Recommendation System for Articles
Let’s consider a scenario where a news aggregation platform aims to recommend articles similar to what a user is currently reading, enhancing user engagement by suggesting relevant content.
How It Works:
- Preprocessing and Indexing: Articles in the platform’s database are processed to extract textual features, often converted into high-dimensional vectors using LDA or transformer based embeddings like text-ada-embedding-002. These vectors are then indexed using HNSW, an algorithm suitable for high-dimensional spaces due to its hierarchical structure that facilitates efficient navigation and search.
- Retrieval Time: When a user reads an article, the system generates a feature vector for this article and queries the HNSW index to find vectors (and thus articles) that are close in the high-dimensional space. Cosine similarity can be used to evaluate the similarity between the query article’s vector and those in the index, identifying articles with similar content.

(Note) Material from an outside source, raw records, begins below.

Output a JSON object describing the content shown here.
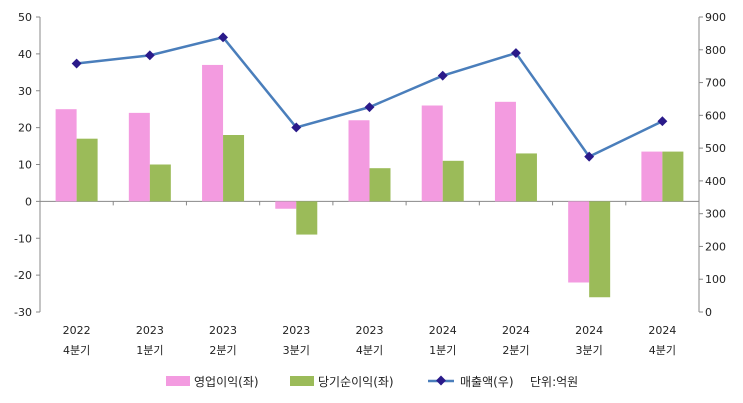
{
  "chart_data": {
    "type": "bar+line",
    "categories": [
      [
        "2022",
        "4분기"
      ],
      [
        "2023",
        "1분기"
      ],
      [
        "2023",
        "2분기"
      ],
      [
        "2023",
        "3분기"
      ],
      [
        "2023",
        "4분기"
      ],
      [
        "2024",
        "1분기"
      ],
      [
        "2024",
        "2분기"
      ],
      [
        "2024",
        "3분기"
      ],
      [
        "2024",
        "4분기"
      ]
    ],
    "series": [
      {
        "name": "영업이익(좌)",
        "type": "bar",
        "axis": "left",
        "color": "#f39be0",
        "values": [
          25,
          24,
          37,
          -2,
          22,
          26,
          27,
          -22,
          13.5
        ]
      },
      {
        "name": "당기순이익(좌)",
        "type": "bar",
        "axis": "left",
        "color": "#9bbb59",
        "values": [
          17,
          10,
          18,
          -9,
          9,
          11,
          13,
          -26,
          13.5
        ]
      },
      {
        "name": "매출액(우)",
        "type": "line",
        "axis": "right",
        "color": "#4a7ebb",
        "marker_color": "#2a1a8a",
        "values": [
          758,
          783,
          838,
          563,
          625,
          721,
          790,
          474,
          582
        ]
      }
    ],
    "left_axis": {
      "min": -30,
      "max": 50,
      "step": 10
    },
    "right_axis": {
      "min": 0,
      "max": 900,
      "step": 100
    },
    "unit_note": "단위:억원",
    "legend_position": "bottom",
    "grid": false
  }
}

- Outcome: The system recommends a list of articles ranked by their relevance to the currently viewed article. Thanks to the efficient indexing and similarity search, these recommendations are generated quickly, even from a vast database of articles, providing the user with a seamless experience.
Now let us walkthrough a scenario where Manhattan Distance will be preferred over Cosine Similarity.
Ride-Sharing App Matchmaking
Let’s consider a scenario where a ride-sharing application needs to match passengers with nearby drivers efficiently. The system must quickly find the closest available drivers to a passenger’s location to minimize wait times and optimize routes.
How It Works:
- Preprocessing and Indexing: Drivers’ current locations are constantly being updated and stored as points in a 2D space representing a map. These points can be indexed using a tree based spatial indexing techniques or data structures optimized for geospatial data, such as R-trees.
- Retrieval Time: When a passenger requests a ride, the application uses the passenger’s current location as a query point. Manhattan distance (L1 norm) is particularly suitable for urban environments, where movement is constrained by a grid-like structure of streets and avenues, mimicking the actual paths a car would take along city blocks.
- Outcome: The system quickly identifies the nearest available drivers using the indexed data and Manhattan distance calculations, considering the urban grid’s constraints. This process
ensures a swift matchmaking process, improving the user experience by reducing wait times.